Center holds fall festival

Published 10:07 am Wednesday, November 1, 2017

The Charlotte Adult Learning Center held a fall festival Oct. 14 that offered activities for adults and children and sought to bring awareness to the services at the center.

Festival vendors included Central High Museum who grilled burgers, hot dogs and fried fish, and representatives from the Farmville Area Habitat for Humanity and Virginia State University Cooperative Extension.

Kids and teenagers decorated pumpkins, made pirate hats and manned the seven seas through a series of games and activities headed by STEPS Head Start Instructor Avante Hawkes.

The activities were based from the book “Edward and the Pirates” by David McPhail.

Representatives from the Charlotte Lions Club offered vision testing for children and adults.

Outside of the center, live music from Jeremy Elder and the duo Code Blue sang folk pieces during the festival.

Center Director Lonnie Calhoun said the center, which was founded in 1986, served 96 students in the past year with 66 volunteers, offering tutoring in reading literacy, math literacy, General Equivalency Diploma (GED) programs and computer literacy.
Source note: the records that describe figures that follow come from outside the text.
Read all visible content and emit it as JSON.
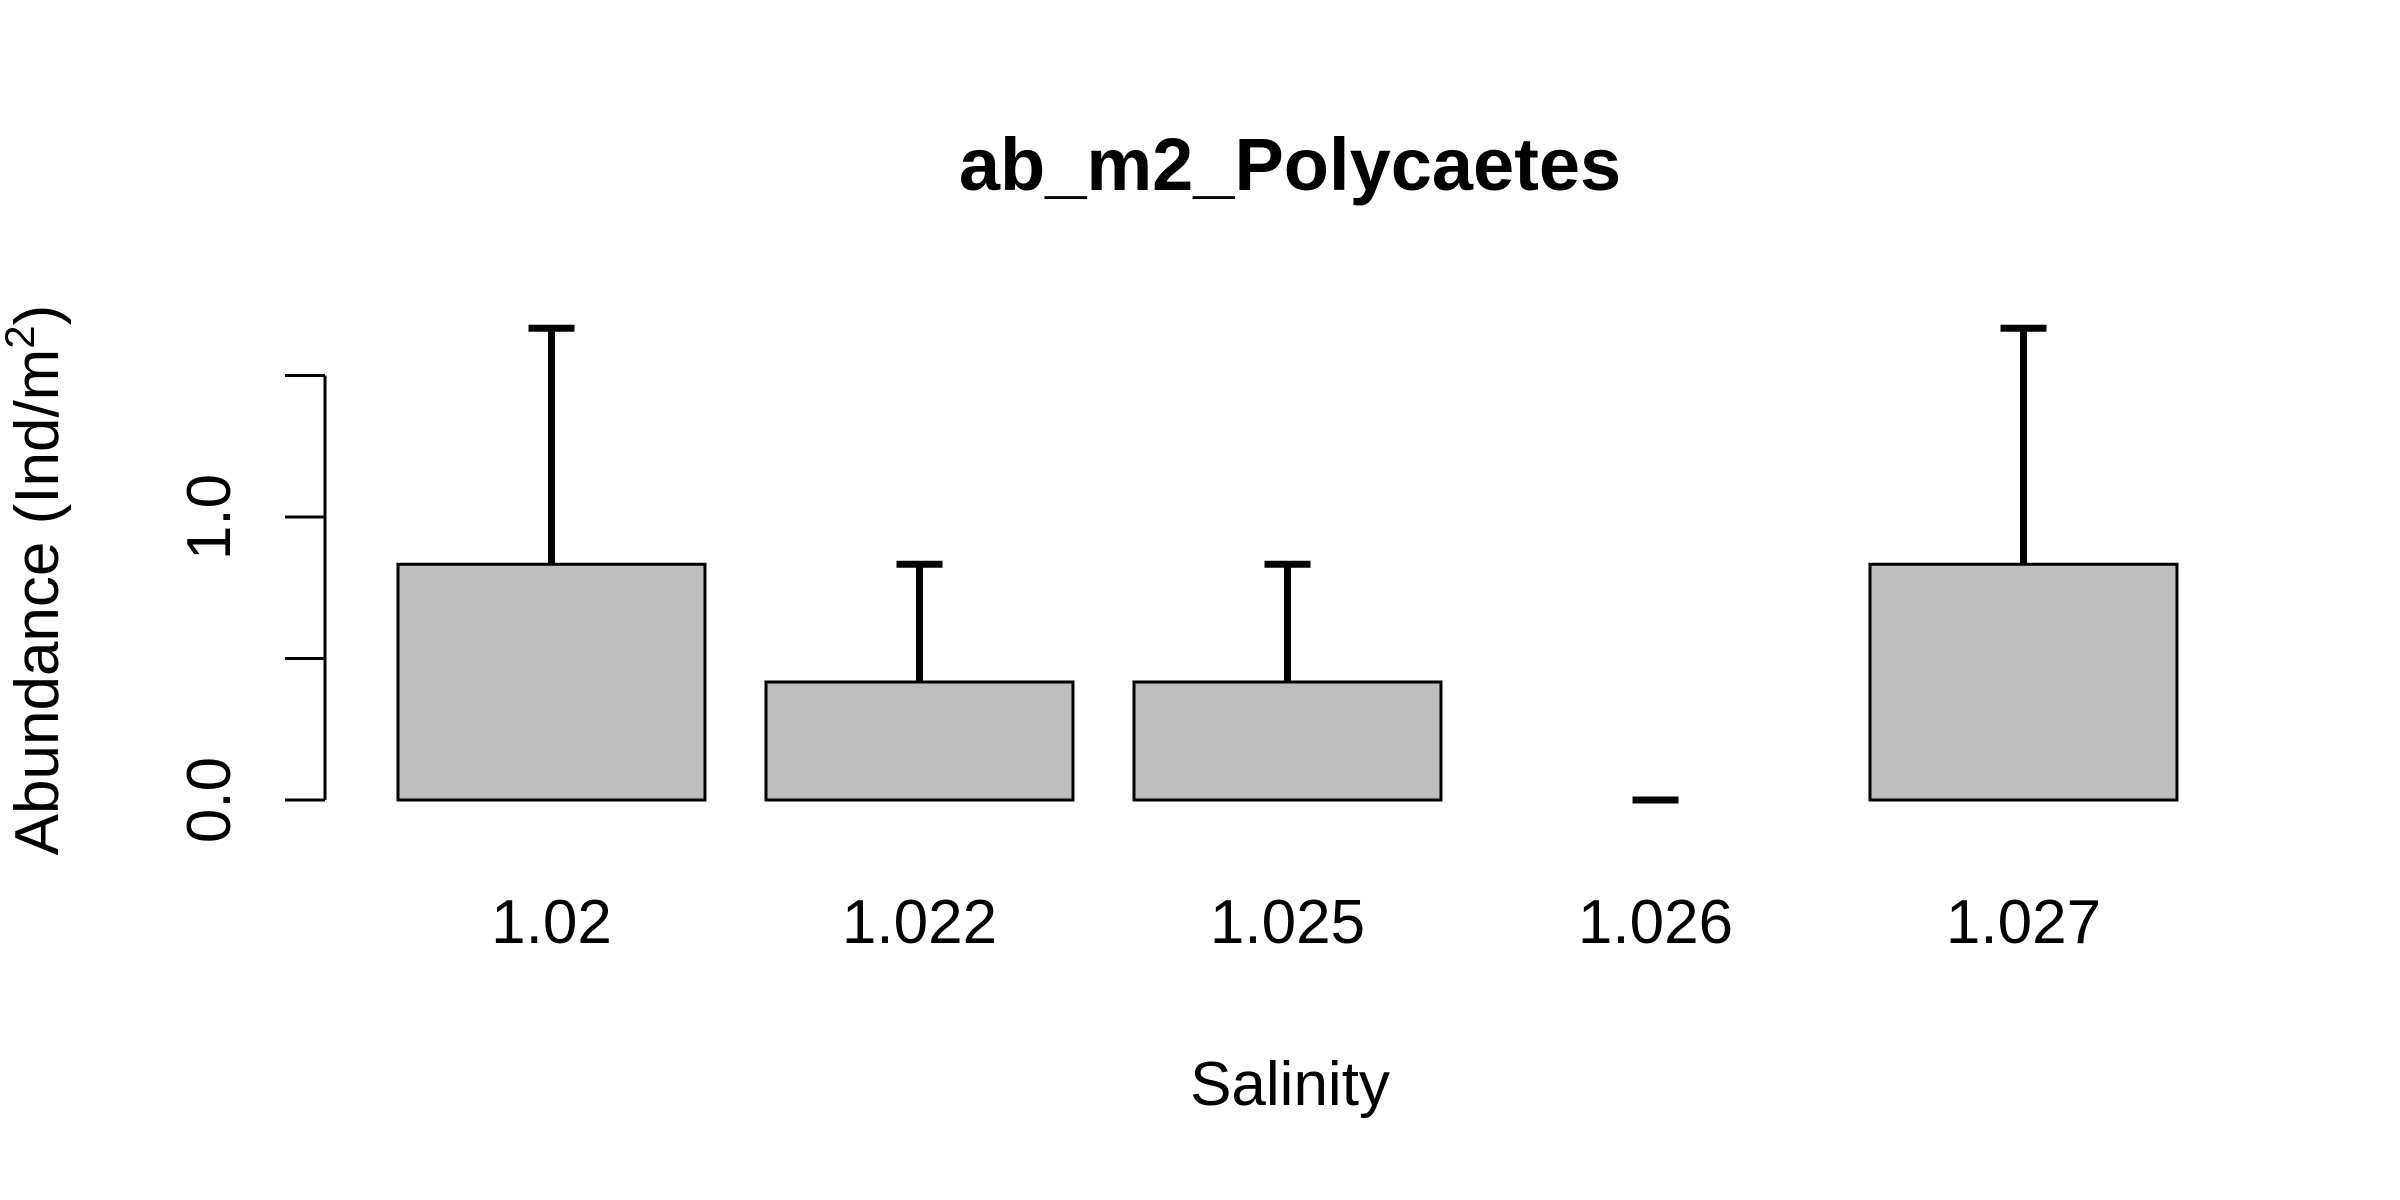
{
  "chart_data": {
    "type": "bar",
    "title": "ab_m2_Polycaetes",
    "xlabel": "Salinity",
    "ylabel_main": "Abundance (Ind/m",
    "ylabel_sup": "2",
    "ylabel_close": ")",
    "categories": [
      "1.02",
      "1.022",
      "1.025",
      "1.026",
      "1.027"
    ],
    "values": [
      0.833,
      0.417,
      0.417,
      0.0,
      0.833
    ],
    "error_upper": [
      1.667,
      0.833,
      0.833,
      0.0,
      1.667
    ],
    "yticks": [
      0.0,
      0.5,
      1.0,
      1.5
    ],
    "ytick_labels": [
      "0.0",
      "",
      "1.0",
      ""
    ],
    "ylim": [
      0,
      1.7
    ],
    "grid": false,
    "bar_color": "#bebebe"
  }
}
“We are always trying to strive to recruit more students, volunteers willing to instruct,” Calhoun said.

He noted the challenges of other festivals taking place on the same day as the center’s festival, but was glad for the turnout.

“You have to raise awareness one person at a time,” Calhoun said, who had been director of Multicultural Affairs and International Student Services at Longwood University. “The fact that people were here, that our partners were here, means it’s a success.”

Area authors Steven Faulkner and Rita Odom Moseley spoke during the event, describing how literacy and the ability to tell their stories shaped their lives and experiences.

Faulkner said he had worked as a carpenter and truck driver before being encouraged to pursue creative writing after winning a writing contest at a university.

He worked night shifts delivering newspapers while he went to school, and eventually had several historical nonfiction books published, one that was adapted into a film called “WaterWalk,” detailing a 1,000 mile canoeing expedition across the midwest, following a path previously traveled by New French (Now Canadian) explorers Jacques Marquette and Louis Joliet.

He said telling stories changed his life, and encouraged others to share their stories.

“Everybody here has stories to write,” Faulkner, a creative writing professor at Longwood, said. “Everyone’s life is important.”

Moseley spoke about her being directly impacted by the closing of public schools in Prince Edward County in retaliation to desegregation. This experience inspired her to write the recently published “No School.”

She said she recently received a letter from an 11-year-old student in Pennsylvania who said he enjoyed reading and was impacted by the book, which explores the importance of education, childhood bullying and resilience.

“I was directly affected by the closing of schools,” Moseley said.

“The story (is told) by a 12-year-old girl through her eyes,” Moseley said.